One decade later, I still believe everything I said back then. But I would use different language.

Today I talk about future-planning, not future-proofing.

Actively planning for the future is positive, not defensive. It means accepting and welcoming changes happening and those to come. Most importantly, it means adopting a future-oriented mindset as we design, redesign and redesign again our organizations.

So, how do we future-plan? One way is to study legacy companies that are still innovators today.

This means scanning the horizon around us, observing what others are doing, even organizations in completely different industries. Unfortunately, when we scan the horizon we tend to focus on young companies, born on the net, or the global giants that have become monopolies in their industry.

There is a lot to be learned by looking at the old-timers–legacy companies– that are still leading the way today.

My 1996 book l’Avantage internet pour l’entreprise included case studies about leaders in their industries, a few of whom are still leaders today, three or more decades later. UPS is one of them.

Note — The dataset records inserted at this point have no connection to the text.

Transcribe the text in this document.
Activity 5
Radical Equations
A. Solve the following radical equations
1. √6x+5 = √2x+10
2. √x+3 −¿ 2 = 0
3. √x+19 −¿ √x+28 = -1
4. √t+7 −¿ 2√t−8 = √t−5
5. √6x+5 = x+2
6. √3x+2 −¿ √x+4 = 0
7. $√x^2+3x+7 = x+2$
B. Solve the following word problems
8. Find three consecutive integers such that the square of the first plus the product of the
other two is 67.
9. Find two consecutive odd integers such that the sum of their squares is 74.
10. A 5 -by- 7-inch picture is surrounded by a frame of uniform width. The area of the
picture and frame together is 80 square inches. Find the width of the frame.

UPS, a legacy pioneer from my 1996 book

UPS was created in 1907, over 110 years ago, yet has remained at the edge of technology even today. They put their first website online in 1994 and it consisted of a few pages, with a photo of a UPS truck and a list of telephone numbers.

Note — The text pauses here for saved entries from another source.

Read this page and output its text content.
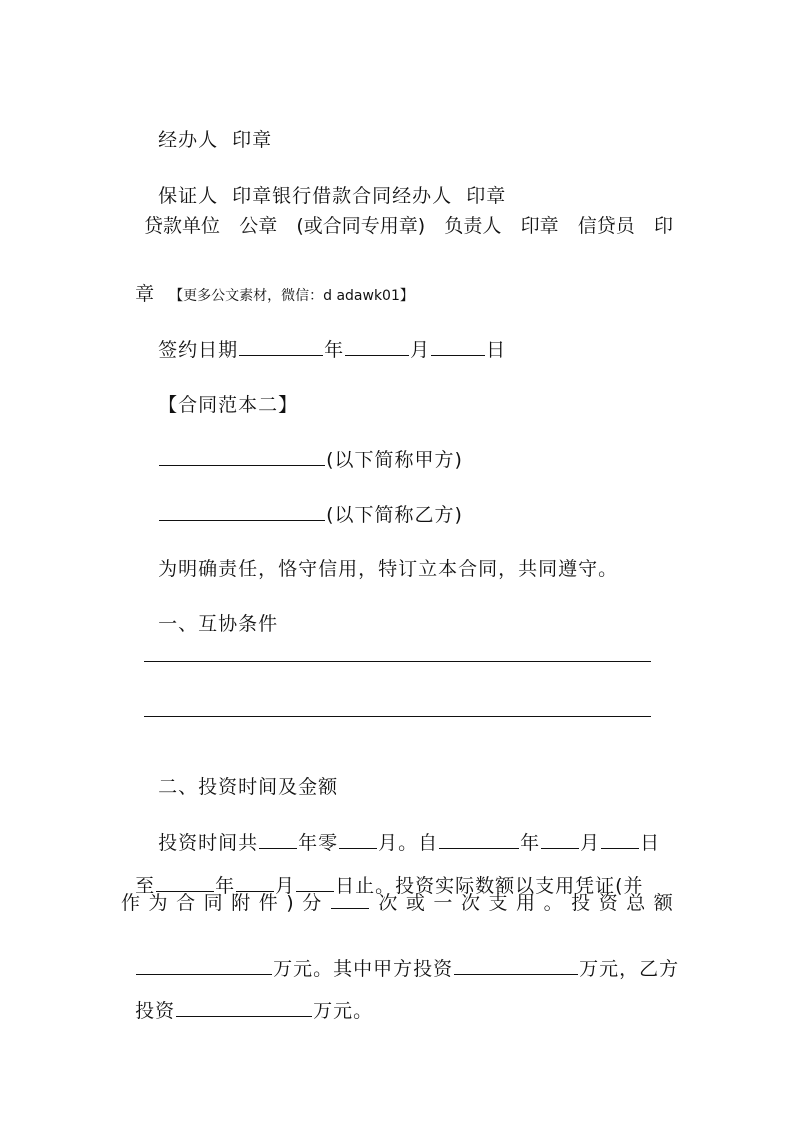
经办人  印章

保证人  印章银行借款合同经办人  印章

贷款单位 公章 (或合同专用章) 负责人 印章 信贷员 印

章 【更多公文素材，微信：d adawk01】

签约日期	年	月	日

【合同范本二】

(以下简称甲方)

(以下简称乙方)

为明确责任，恪守信用，特订立本合同，共同遵守。

一、互协条件

二、投资时间及金额

投资时间共 年零 月。自	年 月 日

至	年 月 日止。投资实际数额以支用凭证(并

作 为 合 同 附 件 ) 分	次 或 一 次 支 用 。 投 资 总 额

万元。其中甲方投资	万元，乙方

投资	万元。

To give a time perspective, 1996 was the year Google was created, 3 years before the first Blackberry mobile phone which came in 1999. YouTube was launched 9 years later in 2005, Twitter in and the public Facebook 2006, and the iPhone in 2007.

Most people alive today did not know the internet back in the late 90’s.

Young people who are 15 years old today, were born around the same time as YouTube, Twitter and Facebook. The UPS internet had by then been online servicing customers for 10 years!

Their website quickly became the customer’s door to useful information, which, in the past, had previously been communicated by telephone: calculation of the cost of sending a package, specifying to receive a package at home or at a UPS site, finding the nearest location if you want to send a package.

They had a virtual department they called “Customer Automation” of 30 people, which included specialists in creating and maintaining the site, marketing and legal experts.

That was the UPS I interviewed 25 years ago.

Fast forward to the Immersive Tech Center for UPS today

A quarter of a century later, one of the future-planning people at UPS and had a good conversation. What a change in subject matter, although the spirit is the same!

I discovered Mark Gröb who is the head of the Immersive Tech Center for UPS and has years of experience in VR (virtual reality) and XR (extended reality). I interviewed Mark in my BoldNewBreed podcast.

In our conversation Mark emphasizes the importance of making XR practical and scalable, and how it can increase engagement and learning. Points we covered:
  • On-boarding and the critical chain of learning that makes people confident and comfortable
  • Retaining and engaging people and removing the fear of mistakes
  • Putting people in charge of their learning, both old and new employees
  • Scaling up by enabling others to take control of meeting their needs
  • Going beyond smoke and mirrors as an entrepreneur, and knowing your ideas will evolve

Future-planning is different for each of us. We need to find our own path.

I’ll talk about other examples in future editions of Inside Outsider.

My take ways from the UPS case:

  • Learning is essential for future-planning and letting people take charge of their own learning makes it even more relevant.
  • Avoiding hype and focusing on practical cases in a future-ready context is key.
  • When you have a good thing going, you need to scale it up for genuine impact on the future.

What are your takeaways? What have you experienced that you can share with us?